Well TBH I have a question. You mentioned:
The last layer 46 in this quant was explicitly set to a Q2_K_S since the layer is for multi token prediction and is not currently used. This does not impact performance but will save a small amount of memory.
Is this true for full GLM 4 as well, namely for layer 92?

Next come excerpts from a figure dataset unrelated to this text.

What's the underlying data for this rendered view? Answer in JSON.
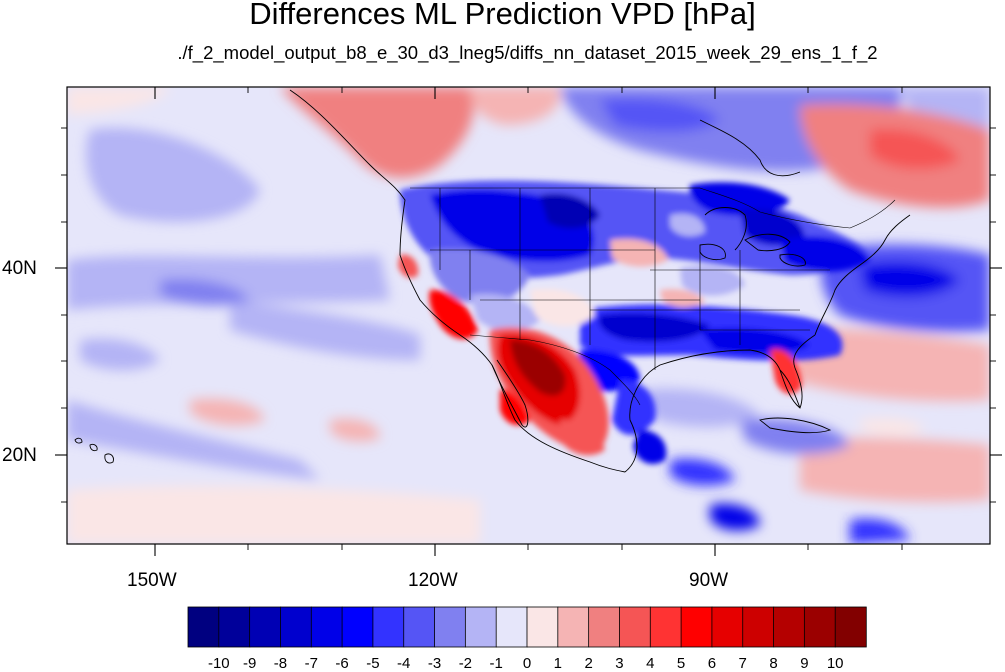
{
  "title": "Differences ML Prediction VPD [hPa]",
  "subtitle": "./f_2_model_output_b8_e_30_d3_lneg5/diffs_nn_dataset_2015_week_29_ens_1_f_2",
  "axes": {
    "lon_labels": [
      "150W",
      "120W",
      "90W"
    ],
    "lat_labels": [
      "40N",
      "20N"
    ]
  },
  "colorbar": {
    "labels": [
      "-10",
      "-9",
      "-8",
      "-7",
      "-6",
      "-5",
      "-4",
      "-3",
      "-2",
      "-1",
      "0",
      "1",
      "2",
      "3",
      "4",
      "5",
      "6",
      "7",
      "8",
      "9",
      "10"
    ],
    "colors": [
      "#000080",
      "#00009a",
      "#0000b4",
      "#0000ce",
      "#0000e8",
      "#0000ff",
      "#3333ff",
      "#5555f5",
      "#8080f0",
      "#b4b4f5",
      "#e6e6fa",
      "#fae6e6",
      "#f5b4b4",
      "#f08080",
      "#f55555",
      "#ff3333",
      "#ff0000",
      "#e60000",
      "#cd0000",
      "#b40000",
      "#9b0000",
      "#820000"
    ]
  },
  "map": {
    "lon_range": [
      -160,
      -60
    ],
    "lat_range": [
      10,
      59
    ]
  }
}
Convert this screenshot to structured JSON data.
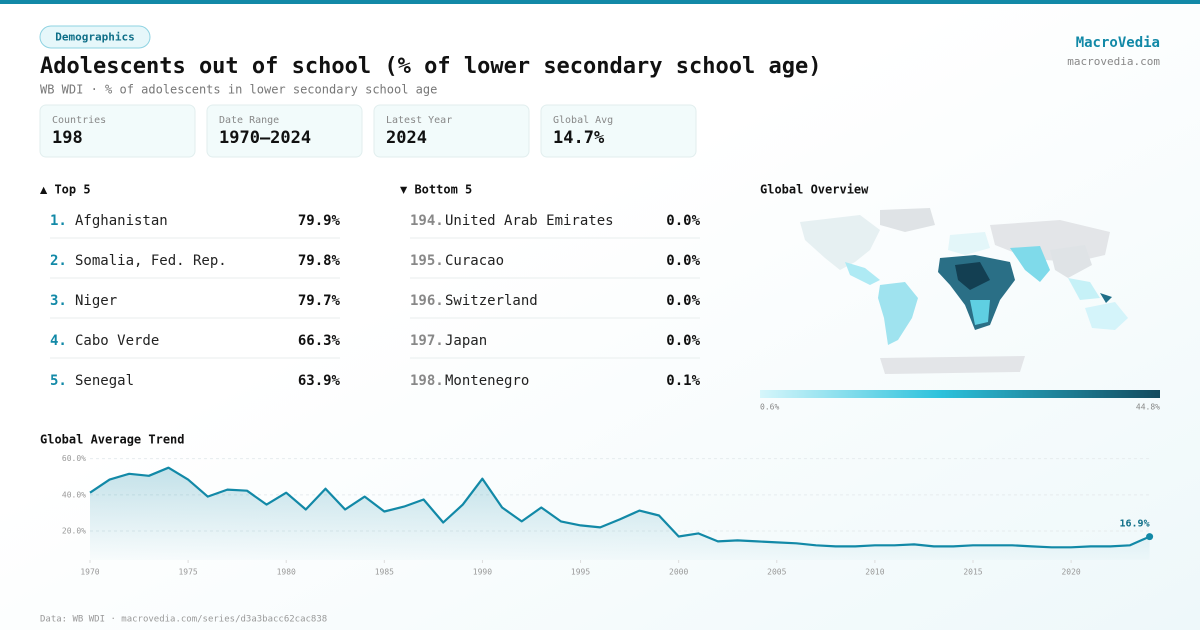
{
  "header": {
    "tag": "Demographics",
    "title": "Adolescents out of school (% of lower secondary school age)",
    "subtitle": "WB WDI · % of adolescents in lower secondary school age",
    "brand": "MacroVedia",
    "site": "macrovedia.com"
  },
  "stats": [
    {
      "label": "Countries",
      "value": "198"
    },
    {
      "label": "Date Range",
      "value": "1970–2024"
    },
    {
      "label": "Latest Year",
      "value": "2024"
    },
    {
      "label": "Global Avg",
      "value": "14.7%"
    }
  ],
  "top": {
    "title": "▲ Top 5",
    "rows": [
      {
        "rank": "1.",
        "name": "Afghanistan",
        "value": "79.9%"
      },
      {
        "rank": "2.",
        "name": "Somalia, Fed. Rep.",
        "value": "79.8%"
      },
      {
        "rank": "3.",
        "name": "Niger",
        "value": "79.7%"
      },
      {
        "rank": "4.",
        "name": "Cabo Verde",
        "value": "66.3%"
      },
      {
        "rank": "5.",
        "name": "Senegal",
        "value": "63.9%"
      }
    ]
  },
  "bottom": {
    "title": "▼ Bottom 5",
    "rows": [
      {
        "rank": "194.",
        "name": "United Arab Emirates",
        "value": "0.0%"
      },
      {
        "rank": "195.",
        "name": "Curacao",
        "value": "0.0%"
      },
      {
        "rank": "196.",
        "name": "Switzerland",
        "value": "0.0%"
      },
      {
        "rank": "197.",
        "name": "Japan",
        "value": "0.0%"
      },
      {
        "rank": "198.",
        "name": "Montenegro",
        "value": "0.1%"
      }
    ]
  },
  "map": {
    "title": "Global Overview",
    "legend_min": "0.6%",
    "legend_max": "44.8%"
  },
  "chart_data": {
    "type": "line",
    "title": "Global Average Trend",
    "color": "#1289a7",
    "x": [
      1970,
      1971,
      1972,
      1973,
      1974,
      1975,
      1976,
      1977,
      1978,
      1979,
      1980,
      1981,
      1982,
      1983,
      1984,
      1985,
      1986,
      1987,
      1988,
      1989,
      1990,
      1991,
      1992,
      1993,
      1994,
      1995,
      1996,
      1997,
      1998,
      1999,
      2000,
      2001,
      2002,
      2003,
      2004,
      2005,
      2006,
      2007,
      2008,
      2009,
      2010,
      2011,
      2012,
      2013,
      2014,
      2015,
      2016,
      2017,
      2018,
      2019,
      2020,
      2021,
      2022,
      2023,
      2024
    ],
    "values": [
      41.2,
      48.4,
      51.6,
      50.5,
      55,
      48.4,
      39,
      42.9,
      42.3,
      34.6,
      41.2,
      31.9,
      43.4,
      31.9,
      39,
      30.8,
      33.5,
      37.4,
      24.7,
      34.6,
      48.9,
      33,
      25.3,
      33,
      25.3,
      23.1,
      22,
      26.4,
      31.3,
      28.6,
      17,
      18.7,
      14.3,
      14.8,
      14.3,
      13.7,
      13.2,
      12.1,
      11.5,
      11.5,
      12.1,
      12.1,
      12.6,
      11.5,
      11.5,
      12.1,
      12.1,
      12.1,
      11.5,
      11,
      11,
      11.5,
      11.5,
      12.1,
      16.9
    ],
    "value_labels": [
      null,
      null,
      null,
      null,
      null,
      null,
      null,
      null,
      null,
      null,
      null,
      null,
      null,
      null,
      null,
      null,
      null,
      null,
      null,
      null,
      null,
      null,
      null,
      null,
      null,
      null,
      null,
      null,
      null,
      null,
      null,
      null,
      null,
      null,
      null,
      null,
      null,
      null,
      null,
      null,
      null,
      null,
      null,
      null,
      null,
      null,
      null,
      null,
      null,
      null,
      null,
      null,
      null,
      null,
      "16.9%"
    ],
    "xlim": [
      1970,
      2024
    ],
    "xticks": [
      1970,
      1975,
      1980,
      1985,
      1990,
      1995,
      2000,
      2005,
      2010,
      2015,
      2020
    ],
    "ylim": [
      4,
      62
    ],
    "yticks": [
      {
        "value": 20,
        "label": "20.0%"
      },
      {
        "value": 40,
        "label": "40.0%"
      },
      {
        "value": 60,
        "label": "60.0%"
      }
    ],
    "grid": true
  },
  "footer": "Data: WB WDI · macrovedia.com/series/d3a3bacc62cac838"
}
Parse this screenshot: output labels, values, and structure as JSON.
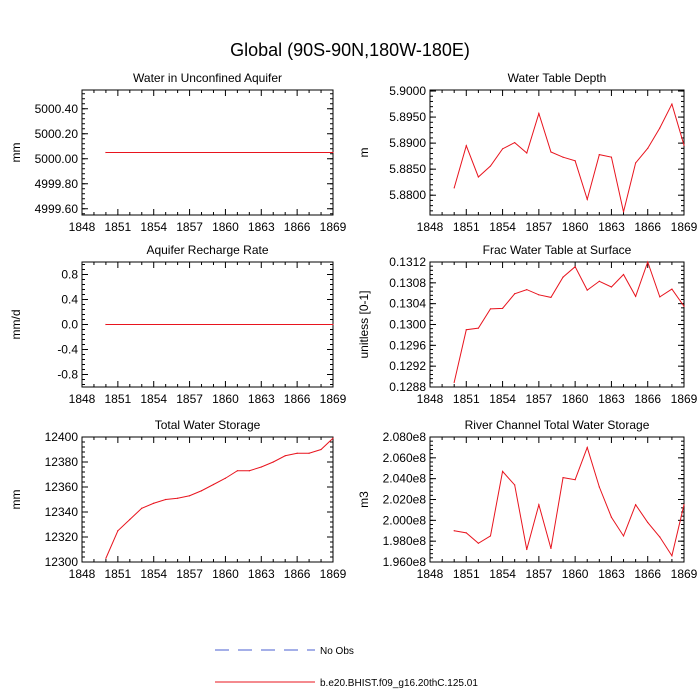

...Can we zap it entirely?
If you see this line in the config.json for the model, the last layer is MTP and will not be used:
"num_nextn_predict_layers": 1,
I tried pruning the whole layer out but then got complaints about missing tensors on loading the model so I set it to Q2_K_S to just downsize it. There was an aborted attempt to get MTP working in llama.cpp but it did not pan out so the layer is useless. There may be other ways to zap it (config all tensors unused/empty) but I didn't investigate further since the size adder for Air was not too large.